The points protocol that rewards fans and users for their participation—whether it’s collecting, solving clues, or creating things—makes up the universe of rewards and earned mechanics across many unique experiences that people can engage with.
“One of the experiences is ‘Smile Club Radio,’ which is a dystopian music experience that lets you engage with different sounds and storylines through the music,” Phull said. “You can also engage with that content and ultimately own those assets. We’re playing around with a lot of things in the ownership space and are building an ecosystem of many different decentralized applications (dApps) that bring you closer to the Black Mirror universe depending on how you want to participate.”
While the characters users can mint are already predetermined, users will have the ability to “choose their own adventures” with respect to the different storyline options, with some creators being brought in to build their own narratives, such as the partnership with BasedAF.
“We’re leaning into working with really great creators to then expand on the Black Mirror universe and use NFTs as the mechanism to enable that,” Phull said. “There will be a lot of space for people to come and add to this world, but you’ll have to earn your way in to create in a more meaningful way.”
For Phull, web3 technology is what’s enabling those earnings and new storylines to exist.
“You can participate in so many ways,” he said. “You can purchase an NFT and experience all of the gated content. You can go deeper and really engage with our quests and try to increase your social score and earn rewards. Or, you can become a creator where you’ll be able to add your creative input to the universe.”

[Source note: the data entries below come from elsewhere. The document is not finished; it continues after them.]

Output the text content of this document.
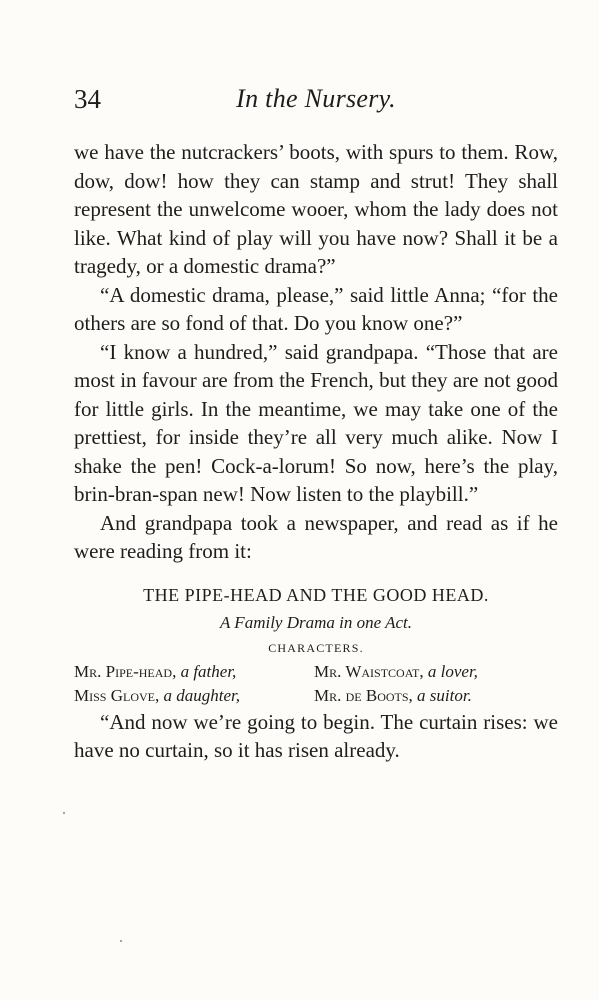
34	In the Nursery.

we have the nutcrackers’ boots, with spurs to them. Row, dow, dow! how they can stamp and strut! They shall represent the unwelcome wooer, whom the lady does not like. What kind of play will you have now? Shall it be a tragedy, or a domestic drama?”

“A domestic drama, please,” said little Anna; “for the others are so fond of that. Do you know one?”

“I know a hundred,” said grandpapa. “Those that are most in favour are from the French, but they are not good for little girls. In the meantime, we may take one of the prettiest, for inside they’re all very much alike. Now I shake the pen! Cock-a-lorum! So now, here’s the play, brin-bran-span new! Now listen to the playbill.”

And grandpapa took a newspaper, and read as if he were reading from it:

THE PIPE-HEAD AND THE GOOD HEAD.
A Family Drama in one Act.
CHARACTERS.
Mr. Pipe-head, a father,	Mr. Waistcoat, a lover,
Miss Glove, a daughter,	Mr. de Boots, a suitor.

“And now we’re going to begin. The curtain rises: we have no curtain, so it has risen already.
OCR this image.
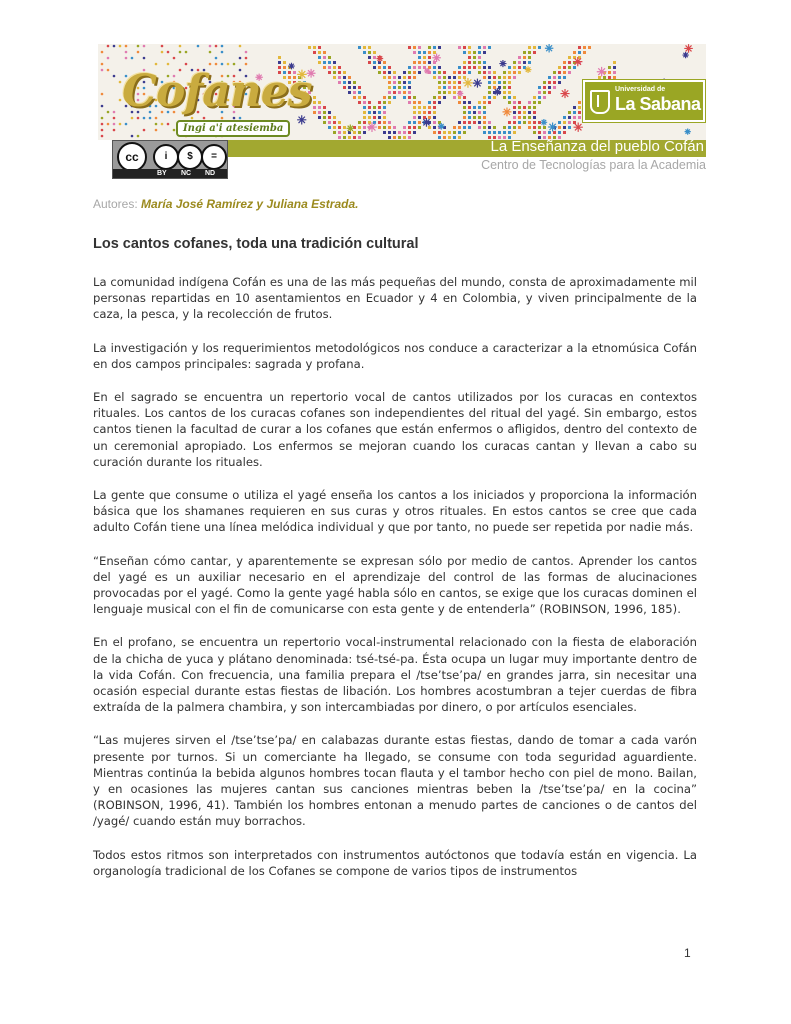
Cofanes
Ingi a'i atesiemba
Universidad de
La Sabana
cc	i	$	=
BY NC ND
La Enseñanza del pueblo Cofán
Centro de Tecnologías para la Academia
Autores: María José Ramírez y Juliana Estrada.
Los cantos cofanes, toda una tradición cultural

La comunidad indígena Cofán es una de las más pequeñas del mundo, consta de aproximadamente mil personas repartidas en 10 asentamientos en Ecuador y 4 en Colombia, y viven principalmente de la caza, la pesca, y la recolección de frutos.

La investigación y los requerimientos metodológicos nos conduce a caracterizar a la etnomúsica Cofán en dos campos principales: sagrada y profana.

En el sagrado se encuentra un repertorio vocal de cantos utilizados por los curacas en contextos rituales. Los cantos de los curacas cofanes son independientes del ritual del yagé. Sin embargo, estos cantos tienen la facultad de curar a los cofanes que están enfermos o afligidos, dentro del contexto de un ceremonial apropiado. Los enfermos se mejoran cuando los curacas cantan y llevan a cabo su curación durante los rituales.

La gente que consume o utiliza el yagé enseña los cantos a los iniciados y proporciona la información básica que los shamanes requieren en sus curas y otros rituales. En estos cantos se cree que cada adulto Cofán tiene una línea melódica individual y que por tanto, no puede ser repetida por nadie más.

“Enseñan cómo cantar, y aparentemente se expresan sólo por medio de cantos. Aprender los cantos del yagé es un auxiliar necesario en el aprendizaje del control de las formas de alucinaciones provocadas por el yagé. Como la gente yagé habla sólo en cantos, se exige que los curacas dominen el lenguaje musical con el fin de comunicarse con esta gente y de entenderla” (ROBINSON, 1996, 185).

En el profano, se encuentra un repertorio vocal-instrumental relacionado con la fiesta de elaboración de la chicha de yuca y plátano denominada: tsé-tsé-pa. Ésta ocupa un lugar muy importante dentro de la vida Cofán. Con frecuencia, una familia prepara el /tse’tse’pa/ en grandes jarra, sin necesitar una ocasión especial durante estas fiestas de libación. Los hombres acostumbran a tejer cuerdas de fibra extraída de la palmera chambira, y son intercambiadas por dinero, o por artículos esenciales.

“Las mujeres sirven el /tse’tse’pa/ en calabazas durante estas fiestas, dando de tomar a cada varón presente por turnos. Si un comerciante ha llegado, se consume con toda seguridad aguardiente. Mientras continúa la bebida algunos hombres tocan flauta y el tambor hecho con piel de mono. Bailan, y en ocasiones las mujeres cantan sus canciones mientras beben la /tse’tse’pa/ en la cocina” (ROBINSON, 1996, 41). También los hombres entonan a menudo partes de canciones o de cantos del /yagé/ cuando están muy borrachos.

Todos estos ritmos son interpretados con instrumentos autóctonos que todavía están en vigencia. La organología tradicional de los Cofanes se compone de varios tipos de instrumentos

1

The approach PIXELYNX took for its music industry work is the same approach it’s now applying to traditional television and film. Instead of allowing fans to iterate upon music beats, the company is taking an IP that a great swath of the world is familiar with and is allowing folks to build and iterate upon it.

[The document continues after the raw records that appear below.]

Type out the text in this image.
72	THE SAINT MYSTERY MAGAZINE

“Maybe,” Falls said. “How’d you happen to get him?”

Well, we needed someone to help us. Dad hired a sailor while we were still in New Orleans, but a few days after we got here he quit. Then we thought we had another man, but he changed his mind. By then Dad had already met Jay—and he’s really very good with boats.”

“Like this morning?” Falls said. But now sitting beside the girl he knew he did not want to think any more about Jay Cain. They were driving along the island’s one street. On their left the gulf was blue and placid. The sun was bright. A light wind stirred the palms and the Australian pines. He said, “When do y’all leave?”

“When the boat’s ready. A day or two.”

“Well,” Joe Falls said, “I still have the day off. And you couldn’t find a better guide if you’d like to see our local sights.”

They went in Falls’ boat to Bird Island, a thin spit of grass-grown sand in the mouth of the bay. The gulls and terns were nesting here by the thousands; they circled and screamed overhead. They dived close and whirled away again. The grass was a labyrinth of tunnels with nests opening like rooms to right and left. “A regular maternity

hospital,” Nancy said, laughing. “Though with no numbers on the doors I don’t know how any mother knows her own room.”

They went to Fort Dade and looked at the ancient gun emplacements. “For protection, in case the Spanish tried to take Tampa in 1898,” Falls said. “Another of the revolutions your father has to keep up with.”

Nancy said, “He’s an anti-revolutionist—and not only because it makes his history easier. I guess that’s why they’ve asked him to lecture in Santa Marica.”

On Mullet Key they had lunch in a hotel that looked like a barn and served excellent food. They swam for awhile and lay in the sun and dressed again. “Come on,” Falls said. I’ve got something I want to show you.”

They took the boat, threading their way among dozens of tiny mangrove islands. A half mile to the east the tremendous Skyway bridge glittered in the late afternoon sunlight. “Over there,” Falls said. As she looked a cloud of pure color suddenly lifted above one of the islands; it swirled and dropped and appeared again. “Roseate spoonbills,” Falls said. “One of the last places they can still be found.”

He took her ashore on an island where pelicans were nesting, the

“Central to our vision is co-creation and immersive media,” Phull said. “We love the idea of communities being part of the experience, being able to add to it, and being able to take the DNA of the franchise and take it to new spaces. You get to be a character and you get to be the artist.”
Moving forward, PIXELYNX will roll out seasons of quests for Black Mirror, which will range from solving puzzles to voting other characters up or down to sabotaging other characters, and the rewards will range from digital collectibles to custom curated art from artists like mcbess.

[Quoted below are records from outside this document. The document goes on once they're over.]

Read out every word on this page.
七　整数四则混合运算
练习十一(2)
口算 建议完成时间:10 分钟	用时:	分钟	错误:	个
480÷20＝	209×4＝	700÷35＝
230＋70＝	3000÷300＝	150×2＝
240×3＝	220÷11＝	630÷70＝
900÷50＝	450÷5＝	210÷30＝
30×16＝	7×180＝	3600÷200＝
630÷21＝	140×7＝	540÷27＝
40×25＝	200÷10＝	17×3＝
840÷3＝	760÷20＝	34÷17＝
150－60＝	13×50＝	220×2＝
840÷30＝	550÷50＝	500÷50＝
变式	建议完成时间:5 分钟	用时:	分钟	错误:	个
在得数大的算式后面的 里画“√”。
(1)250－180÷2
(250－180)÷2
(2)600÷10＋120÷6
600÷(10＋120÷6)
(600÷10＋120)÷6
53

“The first preseason will allow users to engage across a variety of mechanics over a full week period,” Phull said. “At the end of it, everyone will have a social score they will have built up as well as some experience points. From there, we’ll roll out rewards phase one.”
Beyond the rewards, the Black Mirror licensing and rights are also embedded on-chain within smart contracts, helping people understand what they can and can’t do with the IP.
“We are partnering with many ecosystems, so the idea that your Smile Pass will unlock other experiences in different worlds is very central,” Phull said. “We want to combine web3 technology with artists and creators to provide use cases of it all working, as opposed to just talking about the tech being a key piece. Blockchain is enabling this IP to collaborate and connect with fans in a way they’ve never been able to do before, and we’re thinking about this project as a launch pad for web3 culture to go mainstream.”